Great photography! LOL mouth wide open in every shot.


----------



## ::::COACH:::: (Apr 4, 2012)

She looks like a fun dog!! Love the pics!! Those last several are great! Lol!


----------



## BastienBully (Aug 8, 2011)

On the second picture, her face is priceless haha! Thanks for sharing


----------



## EckoMac (Aug 25, 2010)

Your girl cracks me up with the faces she makes while playing. LOL!


----------



## apbt2010 (Dec 9, 2010)

MSK said:


> Great photography! LOL mouth wide open in every shot.


thanks, she loves catching water in her mouth an i love how she bites the water lol



::::COACH:::: said:


> She looks like a fun dog!! Love the pics!! Those last several are great!

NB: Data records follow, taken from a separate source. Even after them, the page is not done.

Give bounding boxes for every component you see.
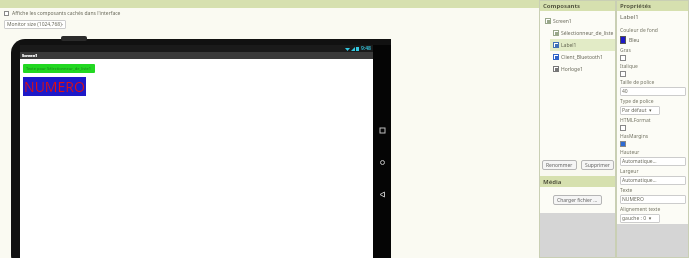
button[interactable]: Monitor size (1024,768) [4, 20, 66, 29]
button[interactable]: Par défaut ▾ [620, 106, 660, 115]
button[interactable]: Renommer [542, 160, 577, 170]
button[interactable]: Texte pour Sélectionneur_de_liste1 [23, 64, 95, 73]
staticText: Composants [543, 2, 581, 10]
button[interactable]: Screen1 [542, 15, 616, 27]
button[interactable]: Supprimer [581, 160, 614, 170]
staticText: Renommer [546, 162, 573, 169]
button[interactable]: Checked [620, 141, 626, 147]
staticText: HasMargins [620, 133, 649, 140]
button[interactable]: Back [375, 187, 389, 201]
staticText: NUMERO [24, 77, 85, 96]
staticText: Propriétés [620, 2, 652, 10]
staticText: Automatique... [622, 158, 657, 165]
staticText: Client_Bluetooth1 [561, 54, 603, 61]
staticText: Sélectionneur_de_liste1 [561, 30, 616, 37]
staticText: Taille de police [620, 79, 655, 86]
button[interactable]: Label1 [550, 39, 616, 51]
staticText: Couleur de fond [620, 27, 658, 34]
staticText: Italique [620, 63, 638, 70]
staticText: Monitor size (1024,768) [7, 21, 62, 28]
staticText: Label1 [561, 42, 577, 49]
staticText: Texte [620, 187, 633, 194]
button[interactable]: Sélectionneur_de_liste1 [550, 27, 616, 39]
staticText: NUMERO [622, 196, 644, 203]
staticText: Gras [620, 47, 631, 54]
button[interactable]: Recent apps [375, 123, 389, 137]
staticText: Type de police [620, 98, 654, 105]
staticText: Alignement texte [620, 206, 661, 213]
button[interactable]: Bleu [620, 35, 640, 45]
button[interactable]: Unchecked [620, 125, 626, 131]
button[interactable]: Affiche les composants cachés dans l'int… [4, 10, 121, 17]
button[interactable]: gauche : 0 ▾ [620, 214, 660, 223]
staticText: Affiche les composants cachés dans l'int… [12, 10, 121, 17]
staticText: Screen1 [22, 53, 38, 58]
staticText: Texte pour Sélectionneur_de_liste1 [26, 66, 92, 71]
button[interactable]: 40 [620, 87, 686, 96]
staticText: Horloge1 [561, 66, 583, 73]
staticText: Bleu [629, 37, 640, 44]
button[interactable]: Charger fichier ... [553, 195, 602, 205]
staticText: Label1 [620, 13, 639, 21]
button[interactable]: Horloge1 [550, 63, 616, 75]
button[interactable]: Unchecked [620, 55, 626, 61]
button[interactable]: Home [375, 155, 389, 169]
staticText: Par défaut ▾ [622, 107, 652, 114]
staticText: Largeur [620, 168, 639, 175]
button[interactable]: Automatique... [620, 157, 686, 166]
button[interactable]: Client_Bluetooth1 [550, 51, 616, 63]
staticText: Charger fichier ... [557, 197, 598, 204]
button[interactable]: Automatique... [620, 176, 686, 185]
button[interactable]: Unchecked [620, 71, 626, 77]
staticText: gauche : 0 ▾ [622, 215, 652, 222]
button[interactable]: NUMERO [620, 195, 686, 204]
staticText: Supprimer [585, 162, 610, 169]
staticText: Screen1 [553, 18, 572, 25]
staticText: 40 [622, 88, 628, 95]
staticText: 9:48 [361, 45, 371, 52]
staticText: Automatique... [622, 177, 657, 184]
staticText: Média [543, 178, 562, 186]
staticText: Hauteur [620, 149, 640, 156]
staticText: HTMLFormat [620, 117, 651, 124]
button[interactable]: NUMERO [23, 77, 86, 96]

Lol!


man she is a super fun dog, very energetic compared to bear lol



BastienBully said:


> On the second picture, her face is priceless haha! Thanks for sharing


one of the things i like when takin pics is capturing her face expression 



EckoMac said:


> Your girl cracks me up with the faces she makes while playing. LOL!


hope to have more pics of her soon up


----------



## kellisnow (Mar 13, 2012)

Those are great pictures and it looks like she enjoyed herself.


----------



## Kai (Jun 10, 2012)

Love this! Esp the 5th one where you have the water gun pointed at her lol too cute


----------



## apbt2010 (Dec 9, 2010)

kellisnow said:


> Those are great pictures and it looks like she enjoyed herself.


yes she sure did 



Kai said:


> Love this! Esp the 5th one where you have the water gun pointed at her lol too cute


me too i like that an it would look nice with a caption


----------



## SiN (Jul 29, 2012)

lol aww!! looks like she's havin A LOT of fun w/ it! my Cairo does the oddest thing when u squirt water in his face .. he like bites real fast at it n chomps his teeth lol i'll have to take a vid one day .. 

awesome pix tho .. she's a cutie!


----------



## apbt2010 (Dec 9, 2010)

she dose the same thing an what i hate is she jumps right in front of the the water very close instead of staying back lol


----------



## MamaTank (Jun 12, 2011)

LOL too funny-- and as always, GREAT pics!


----------



## Elvisfink (Oct 13, 2008)

I F-ING LOVE IT!!!!! What great shots!!!! LMAO!!!!!


----------



## apbt2010 (Dec 9, 2010)

MamaTank said:


> LOL too funny-- and as always, GREAT pics!


thank you 



Elvisfink said:


> I F-ING LOVE IT!!!!! What great shots!!!! LMAO!!!!!


aww thank you


----------